Par P. Aurain, M. Blanchet, C. Ponton.
La reprise de l’activité économique post-crise de la Covid-19 et le conflit ukrainien ont entraîné une vive augmentation de l’inflation principalement associée à l’augmentation des prix de l’énergie. Les salaires commencent à présent à s’ajuster et font craindre l’émergence d’une spirale inflationniste où le surplus d’inflation serait progressivement entretenu par la dynamique salariale.
Le rôle des déterminants de l’inflation dans la crise actuelle
Pour comprendre le rôle des déterminants de l’inflation dans la crise actuelle, il convient de décomposer celle-ci ou plutôt un proxy de celle-ci que nous appellerons l’inflation des « prix intérieurs » ajoutant l’évolution des termes de l’échange au déflateur du PIB, (cf. Rebond « Faut-il craindre une spirale prix-salaire en France » des Études économiques de la Banque Postale). Cette analyse qui se base sur l’évolution de la rémunération des facteurs de production fait apparaître les résultats suivants au deuxième trimestre 2022, sur un an : 30 % de l’inflation des prix intérieurs (en brut, c’est-à -dire hors comportement de marges des entreprises) provient des « termes de l’échange » c’est-à -dire ici de la dégradation des prix des importations. Il s’agit ici de la prise en compte des prix énergétiques importés dont la hausse a été supérieure à celle des prix des produits exportés.
48 % proviennent de la hausse des coûts salariaux (CSU). Si le chiffre est important, il ne suggère pas une spirale prix-salaires, dans le sens où la progression seule des salaires ne serait pas susceptible d’entretenir une hausse de l’inflation sur les niveaux actuels. Contrairement aux mécanismes observés lors des chocs pétroliers de 1973 et 1979, la mise en place des politiques de 1982 dites de « désindexation salariale » a depuis limité les risques d’une indexation des salaires sur les prix et par rétroaction d’augmentation de ces derniers. Les impôts de production accélèreraient l’inflation de 22 % (effet inflationniste de l’assiette de l’impôt). Enfin, point important, l’évolution des marges des entreprises baisserait l’inflation brute de 37 %. Autrement dit, l’inflation aurait été significativement plus élevée sans la baisse des marges.
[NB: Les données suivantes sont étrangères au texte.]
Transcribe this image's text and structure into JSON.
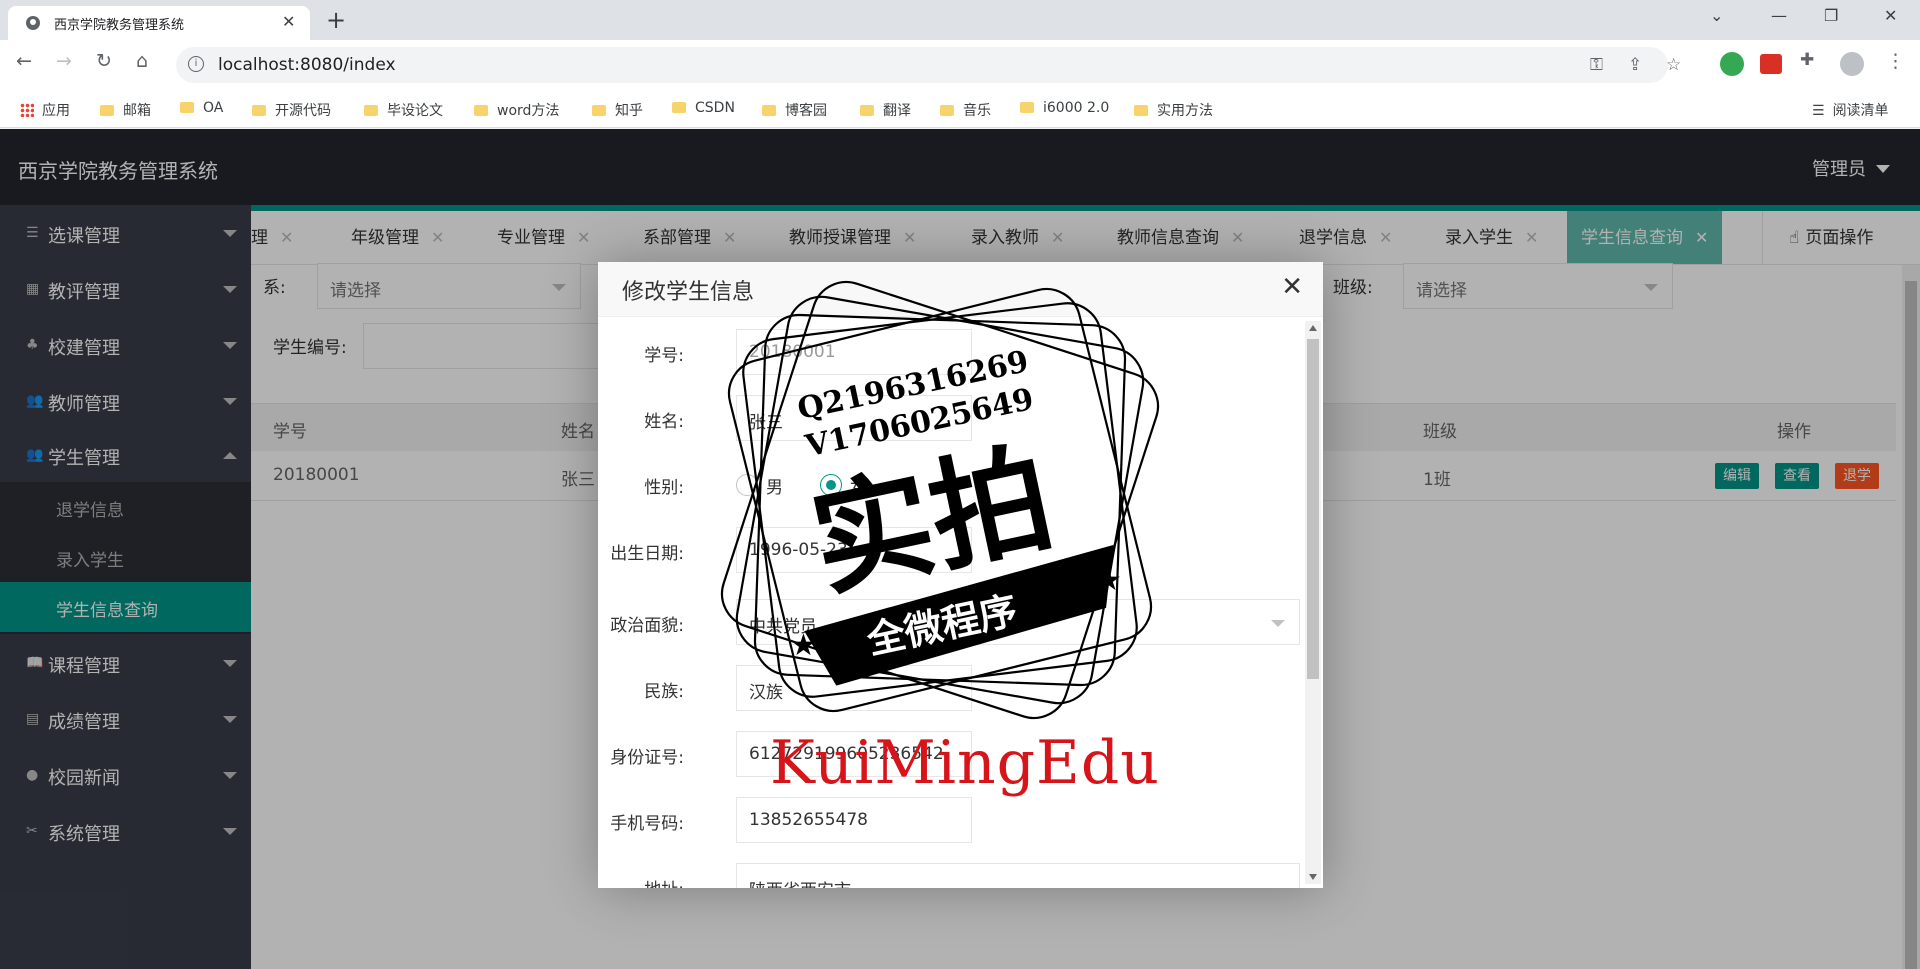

Mais l’analyse ne s’arrête pas là .
En séparant les marges des entreprises de deux secteurs (services de transport et énergie) de celles des autres secteurs, on observe que les premières ont élevé l’inflation brute de 29 % alors que les secondes l’ont baissé de 66 %. Autrement dit, deux secteurs ont vu leurs marges augmenter très significativement, ce qui a gonflé l’inflation, alors que tous les autres ont en moyenne connu une forte baisse des leurs et pour un montant plus important ce qui a globalement fait baisser l’inflation.
Il est donc important de distinguer les entreprises pour lesquelles le contexte a été porteur de celles qui en ont souffert fortement (hausse des prix de l’énergie, des salaires) et qui ont vu leur profitabilité s’éroder.
Pour ces dernières, le niveau de marges est proche du point bas des années 1980, post choc pétrolier. Le risque de voir leur viabilité économique remise en cause et leurs investissements être fortement réduits est dorénavant considérable. Pour le futur proche, il faut donc reconstituer ces marges. Ce mécanisme nécessaire sera inflationniste. Par ailleurs, les effets de latence des renégociations salariales entraîneront également un soutien de l’inflation en 2023. Ainsi, même si les prix de l’énergie venaient à refluer, il faut probablement s’attendre à la persistance d’une inflation plus élevée que celle des années pré-crises.